Advancing visual computing to change the way we experience reality
With rapid advancements of computers, cameras, and mobile devices, we are nearing a future where virtual reality is no longer virtual. Although we are still capturing 2-dimensional images with our cell phones and have recently just experienced the growth spurt of social media, we are on the cusp of a revolution in visual computing, quickly venturing into another phase of the digital age where the ways in which we capture, display, and share images will entirely change to accommodate more realistic experiences. To facilitate these breakthroughs, the Center for Visual Computing at the University of California, San Diego (UC San Diego) brings together experts in computer graphics, computer vision, computational imaging and augmented reality to make significant, long-term contributions to visual computing and imaging technologies.
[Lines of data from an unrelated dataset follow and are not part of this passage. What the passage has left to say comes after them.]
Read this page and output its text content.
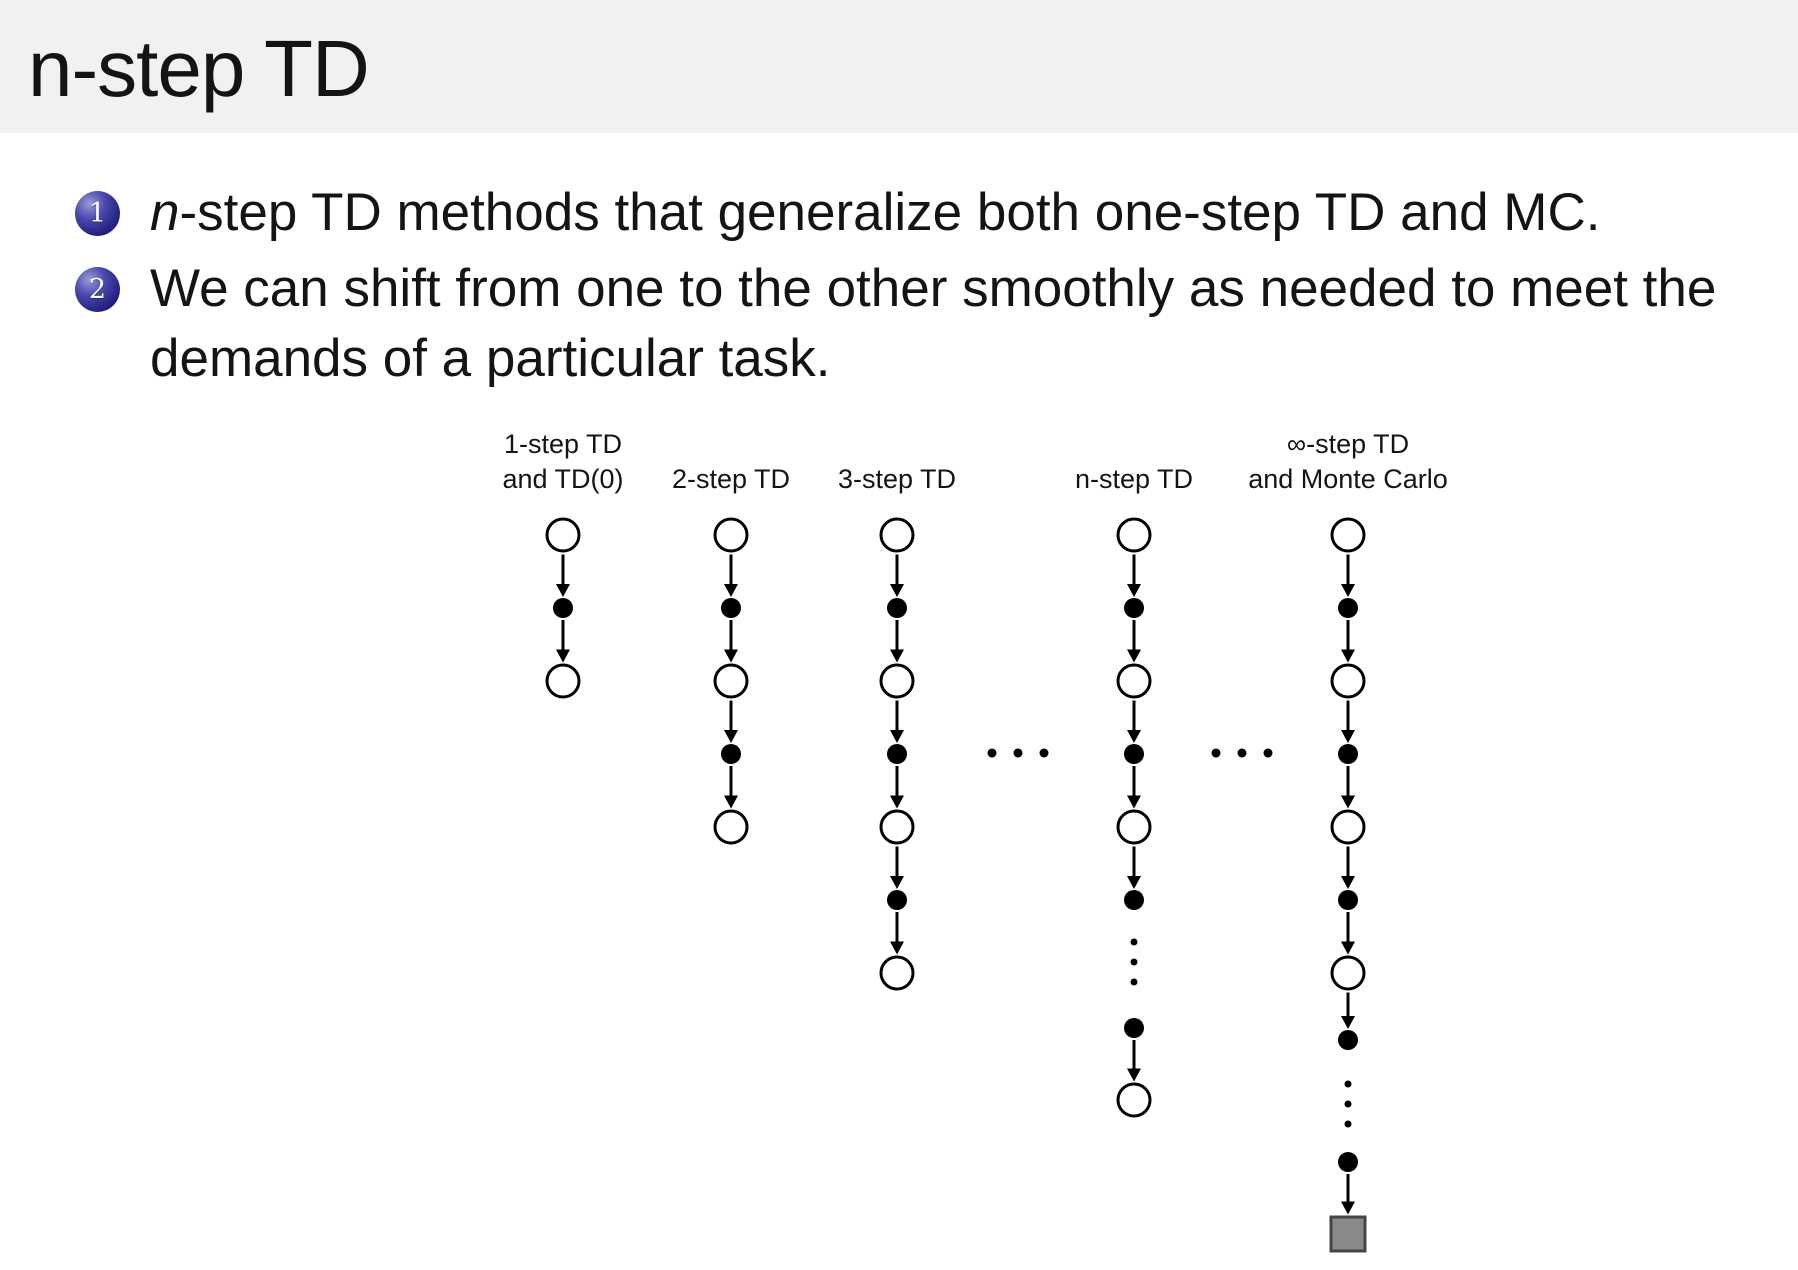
n-step TD
1 n-step TD methods that generalize both one-step TD and MC.
2 We can shift from one to the other smoothly as needed to meet the demands of a particular task.
1-step TD
and TD(0) 2-step TD 3-step TD	n-step TD
∞-step TD
and Monte Carlo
Directed by Professor Ravi Ramamoorthi, the UC San Diego Center for Visual Computing is motivated by three key trends: the increasing push towards mobile computing, the ability to create photorealistic images, and computer vision and scene understanding. The visual computing technologies being developed at the Center can transform the definition of capturing an image, shifting photography from 2D to 3D, allow people to have completely realistic virtual experiences in real-time, and wire machines to understand and perceive the natural world to assist humans. At UC San Diego, researchers have contributed very realistic imagery to the creation of movies like Avatar and The Lord of the Rings or games such as Halo, and were recognized for their techniques with the Technical Academy Award. Now, in collaboration with the Cognitive Science department, the Qualcomm Institute San Diego Division of Calit2 and the Scripps Institute of Oceanography, there is immense potential at the Center to further bring these technologies into the real-time domain and combine them with augmented reality applications.
Current research areas include:
- Mobile Visual Computing and Digital Imaging: Researchers at the UC San Diego Center for Visual Computer are changing the way we image, display and capture the visual world by developing techniques to capture the environment via mobile phones, improved computational imaging, computer vision in the wild, and advanced rendering on mobile platforms. This technology will not only transform the way that cameras on mobile devices are built, but also empower the broader field of imaging and computer graphics and vision for capturing full three-dimensional depth.
- Interactive Digital Augmented Reality: By achieving real-time photorealism, researchers hope to create photograph-quality images at interactive frame rates to enable digital reality rendered in real-time. Prof. Ramamoorthi, Director of Center, has already been commended for creating realistic images with real-world illumination like sunlight used in Avatar, and his colleague Prof. Henrik Wann Jensen for replicating the translucent human skin used in The Lord of the Rings. Both techniques are widely recognized and are continually applied to other projects in the domain. Developing the ability to render and mix real and virtual content seamlessly and realistically in real-time will not only strengthen realistic game and film content, but also enhance immersive virtual reality experiences.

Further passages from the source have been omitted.